A Relatively Steady Dollar This Monday
July 20, 2020
This will be a light week from a data release standpoint, but many other factors are vying for investor attention as the period commenced. European Union leaders are in their fourth day of talks to find common ground on shared fiscal support against the Covid-19 recession. The U.S. congress returns from two weeks of recess to hammer out a new stimulus package and will hear an update on the status of vaccine development. Many more corporations will be reporting second quarter earnings and revenues. Over the past 72 hours, global coronavirus cases and deaths climbed by 610k and 16k, respectively, and the United States accounted for 31% and 13.6% of those totals. By Wednesday, the U.S. case count will surpass 4.0 million, and deaths will be near to the 145k level. U.S.-China relations remain very strained. Just 15 weeks remain before the U.S. election, and time is running short as well for Britain to secure any kind of post-Brexit trade arrangement with the European Union.
Euroland’s seasonally adjusted current account surplus collapsed to a 91-month low of EUR 7.96 billion in May from EUR 14.4 billion in April, EUR 27.4 billion in March and EUR 40.2 billion in February. On an unadjusted basis, there was a deficit of EUR 10.51 billion in May versus a surplus of EUR 1 billion a year earlier, and the surplus of EUR 264 billion experienced over the last twelve reported months equaled 2.2% of GDP.
Japan’s seasonally adjusted customs trade balance was in deficit during June for a fourth straight month and the fifth time so far this year. June’s shortfall totaled JPY 424 billion. The unadjusted deficit of JPY 269 billion compares with a surplus of JPY 588 billion in June 2019. Export volumes were down 27.1% on year compared to a 0.8% dip in import volumes.
German producer prices were unchanged on month and 1.8% lower on year in June, which was a tad greater than the projected 12-month rate of decline. Non-energy PPI inflation was negative for a third straight month.
In July, consumer confidence rose 1.0 points in Ireland to a 4-month high of 62.6 but still well under January’s reading of 85.5. Belgian consumer confidence edged down a point to a 2-month low of -20, which was also 16 points below the 2020 high hit in February.
Irish GDP growth in the first quarter was revised to a quarterly increase of 1.2% and a year-on-year rise of 5.1%, which was the smallest 4-quarter advance in a year. Ireland’s current account swung from a EUR 10.99 billion surplus in the first quarter of 2019 to a deficit of EUR 14.56 billion one year later.
Italy’s current account surplus in May of EUR 2.27 billion was 39% smaller than a year earlier.
Portugal ran a seventh straight monthly current account deficit in May and, at EUR 1.81 billion, such was 9.3% wider than a year earlier.
Hong Kong unemployment rose another 0.3 percentage points in June to 6.2%. This was its highest level since the start of 2005 and 2.5 percentage points above February’s reading.
The on-year change in Polish industrial production swung from -24.6% in April to +0.5% by June. Polish PPI inflation was negative for a third straight month in June but halved to -0.8%.
On the central bank watching front, the People’s Bank of China’s 1-year and 5-year prime loan rates of 5.85% and 4.65% were left unchanged after today’s monthly review. No change had been expected in light of the impressive rebound of economic activity seen in the second quarter. Real GDP soared 54.6% on quarter at an annualized rate, transitioning the first quarter’s 6.8% year-on-year drop into a 3.2% rise compared to the second quarter of 2019. This was the third straight policy review to leave rates steady.

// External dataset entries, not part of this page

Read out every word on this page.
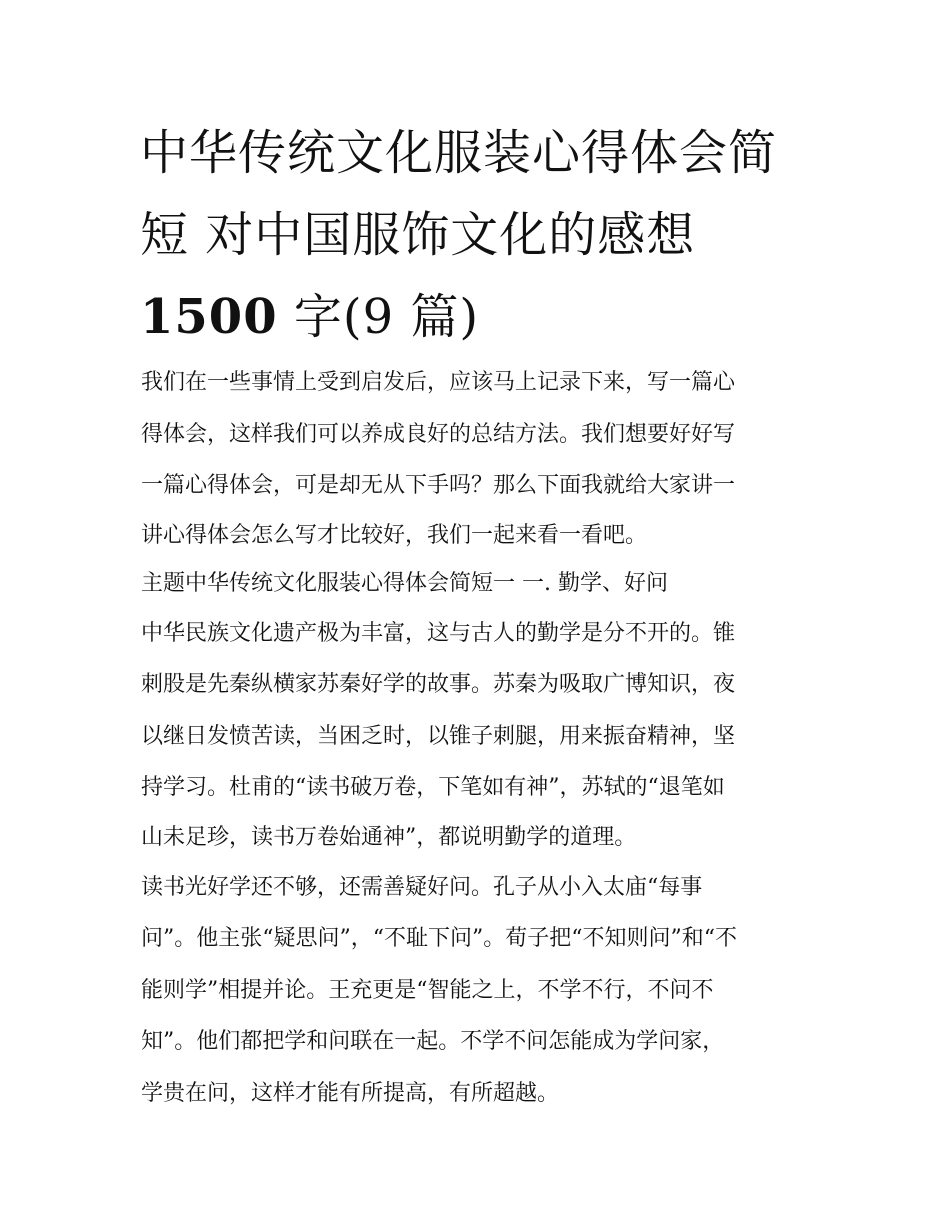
中华传统文化服装心得体会简
短 对中国服饰文化的感想
1500 字(9 篇)
我们在一些事情上受到启发后，应该马上记录下来，写一篇心
得体会，这样我们可以养成良好的总结方法。我们想要好好写
一篇心得体会，可是却无从下手吗？那么下面我就给大家讲一
讲心得体会怎么写才比较好，我们一起来看一看吧。
主题中华传统文化服装心得体会简短一 一. 勤学、好问
中华民族文化遗产极为丰富，这与古人的勤学是分不开的。锥
刺股是先秦纵横家苏秦好学的故事。苏秦为吸取广博知识，夜
以继日发愤苦读，当困乏时，以锥子刺腿，用来振奋精神，坚
持学习。杜甫的“读书破万卷，下笔如有神”，苏轼的“退笔如
山未足珍，读书万卷始通神”，都说明勤学的道理。
读书光好学还不够，还需善疑好问。孔子从小入太庙“每事
问”。他主张“疑思问”，“不耻下问”。荀子把“不知则问”和“不
能则学”相提并论。王充更是“智能之上，不学不行，不问不
知”。他们都把学和问联在一起。不学不问怎能成为学问家，
学贵在问，这样才能有所提高，有所超越。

Cuts of 20 basis points each in the 1-year LPR were made in February and April, and the 5-year rate had been cut by a total of 15 basis points. Chinese officials have been reluctant to cut the 5-year rate as much as the 1-year rate lest such boost property price inflation excessively.

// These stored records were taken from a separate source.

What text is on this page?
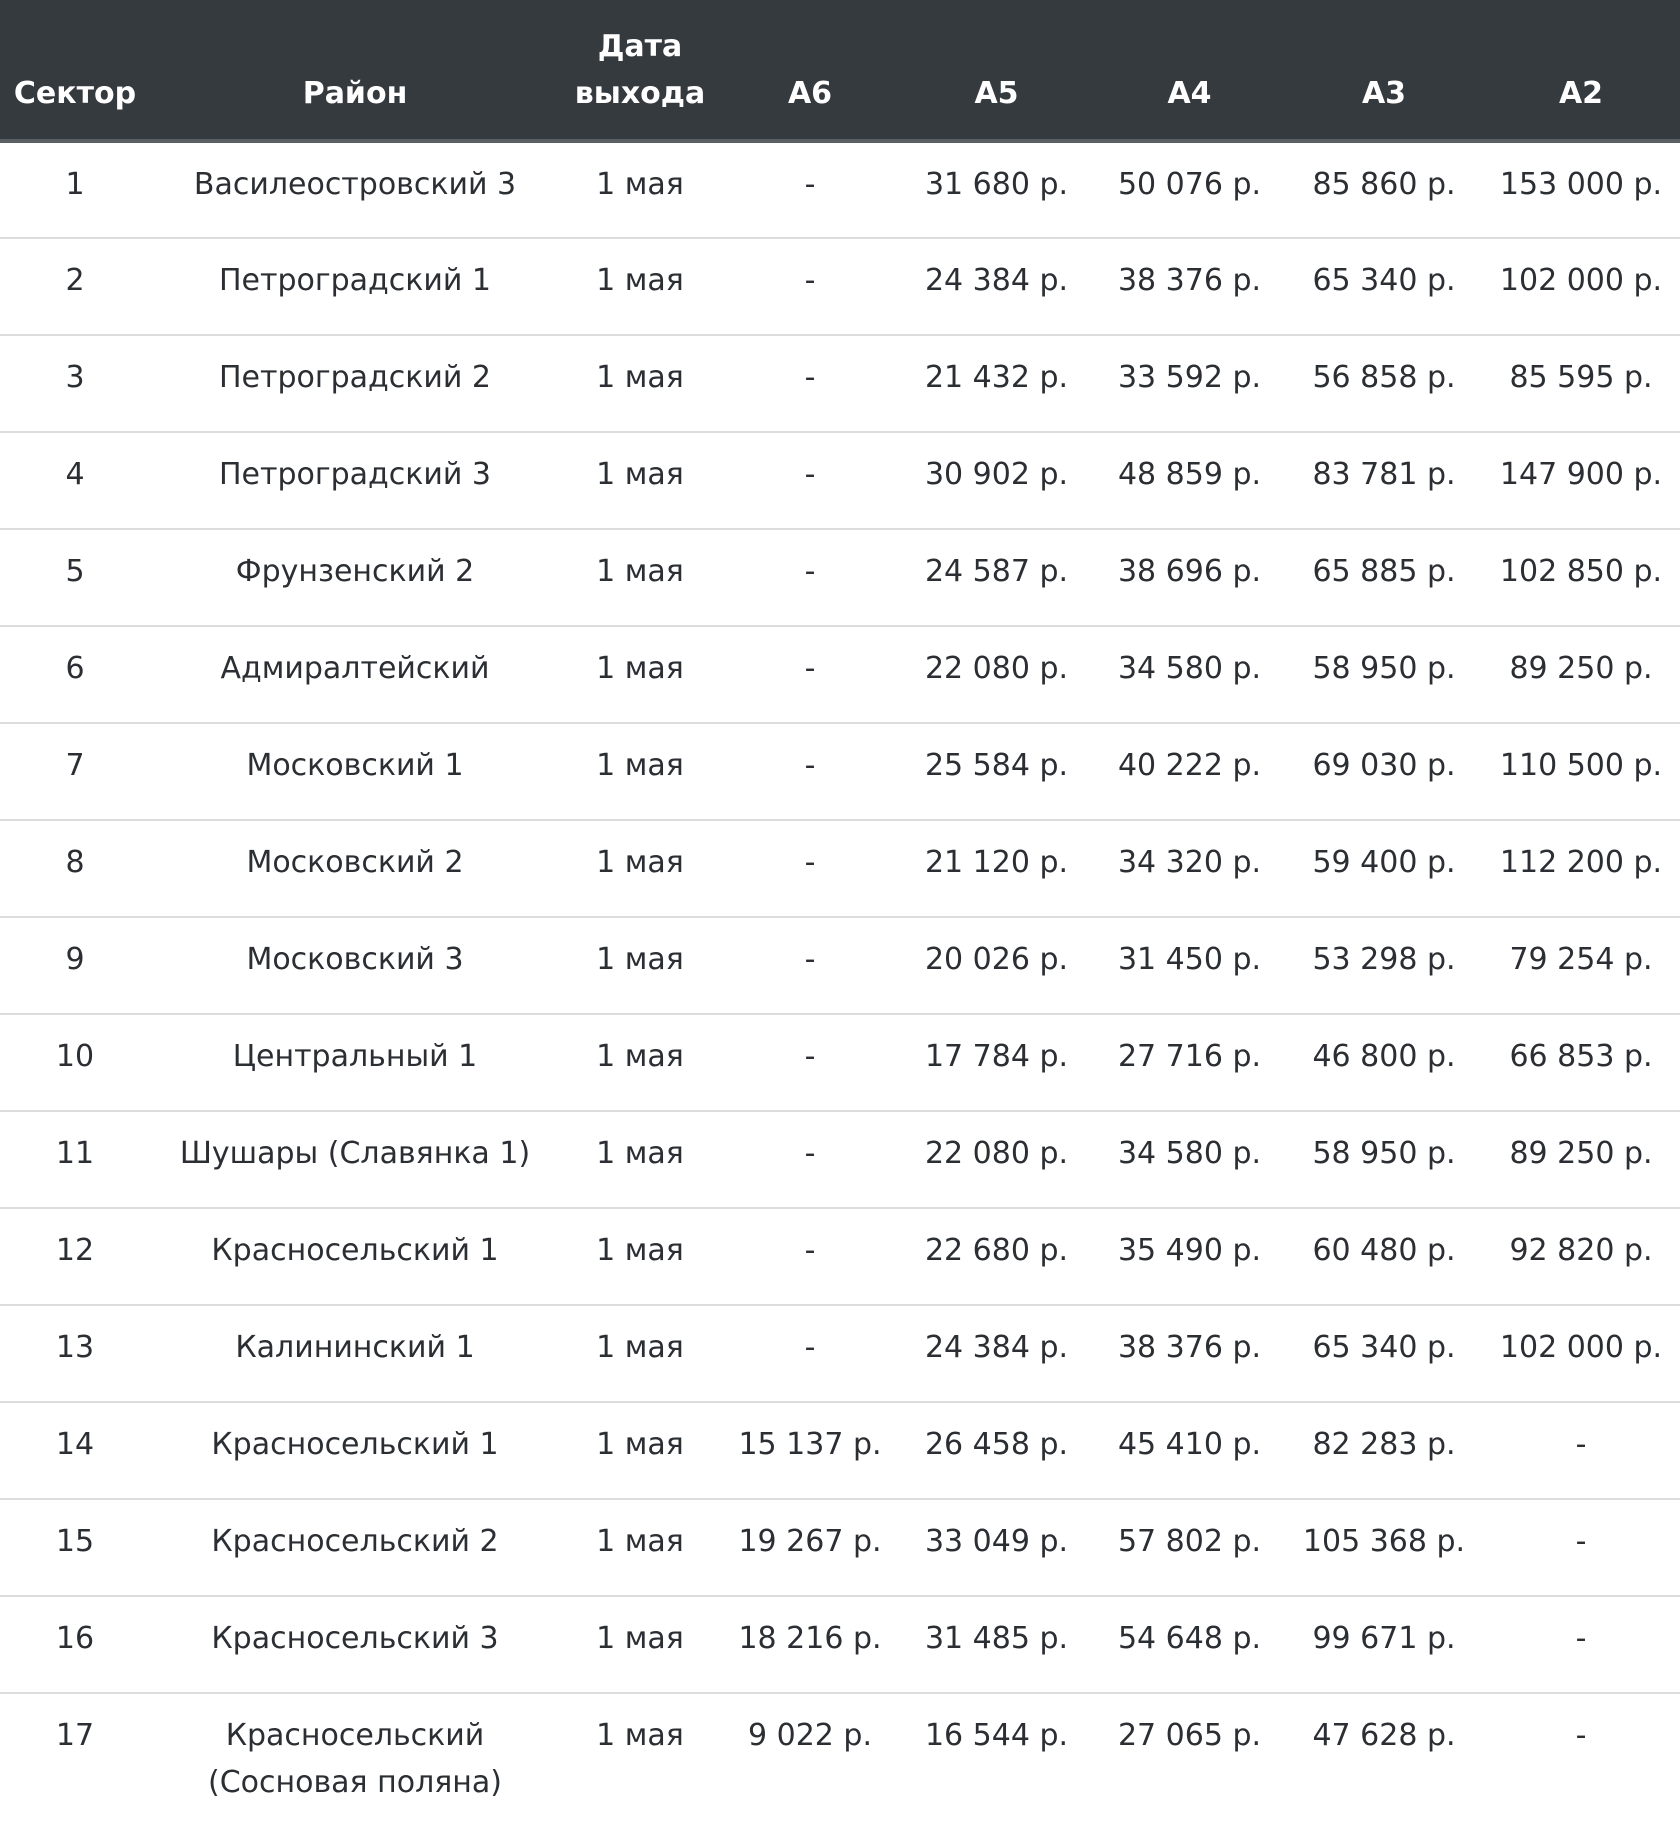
Сектор	Район	Дата выхода	А6	А5	А4	А3	А2
1	Василеостровский 3	1 мая	-	31 680 р.	50 076 р.	85 860 р.	153 000 р.
2	Петроградский 1	1 мая	-	24 384 р.	38 376 р.	65 340 р.	102 000 р.
3	Петроградский 2	1 мая	-	21 432 р.	33 592 р.	56 858 р.	85 595 р.
4	Петроградский 3	1 мая	-	30 902 р.	48 859 р.	83 781 р.	147 900 р.
5	Фрунзенский 2	1 мая	-	24 587 р.	38 696 р.	65 885 р.	102 850 р.
6	Адмиралтейский	1 мая	-	22 080 р.	34 580 р.	58 950 р.	89 250 р.
7	Московский 1	1 мая	-	25 584 р.	40 222 р.	69 030 р.	110 500 р.
8	Московский 2	1 мая	-	21 120 р.	34 320 р.	59 400 р.	112 200 р.
9	Московский 3	1 мая	-	20 026 р.	31 450 р.	53 298 р.	79 254 р.
10	Центральный 1	1 мая	-	17 784 р.	27 716 р.	46 800 р.	66 853 р.
11	Шушары (Славянка 1)	1 мая	-	22 080 р.	34 580 р.	58 950 р.	89 250 р.
12	Красносельский 1	1 мая	-	22 680 р.	35 490 р.	60 480 р.	92 820 р.
13	Калининский 1	1 мая	-	24 384 р.	38 376 р.	65 340 р.	102 000 р.
14	Красносельский 1	1 мая	15 137 р.	26 458 р.	45 410 р.	82 283 р.	-
15	Красносельский 2	1 мая	19 267 р.	33 049 р.	57 802 р.	105 368 р.	-
16	Красносельский 3	1 мая	18 216 р.	31 485 р.	54 648 р.	99 671 р.	-
17	Красносельский (Сосновая поляна)	1 мая	9 022 р.	16 544 р.	27 065 р.	47 628 р.	-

And the National Bank of Kazakhstan surprised analysts with an unexpected 50-basis point cut of their policy rate to 9.0%. To support their currency back in early April, the rate had been lifted 275 basis points to 12.0% but then lowered to 9.5% toward the end of that month. As in many other economies, growth contracted faster than expected in the first half of 2020.
New Zealand’s service sector purchasing managers index jumped 16.6 points to a 5-month high in June of 54.1. Such had bottomed in April at 25.7.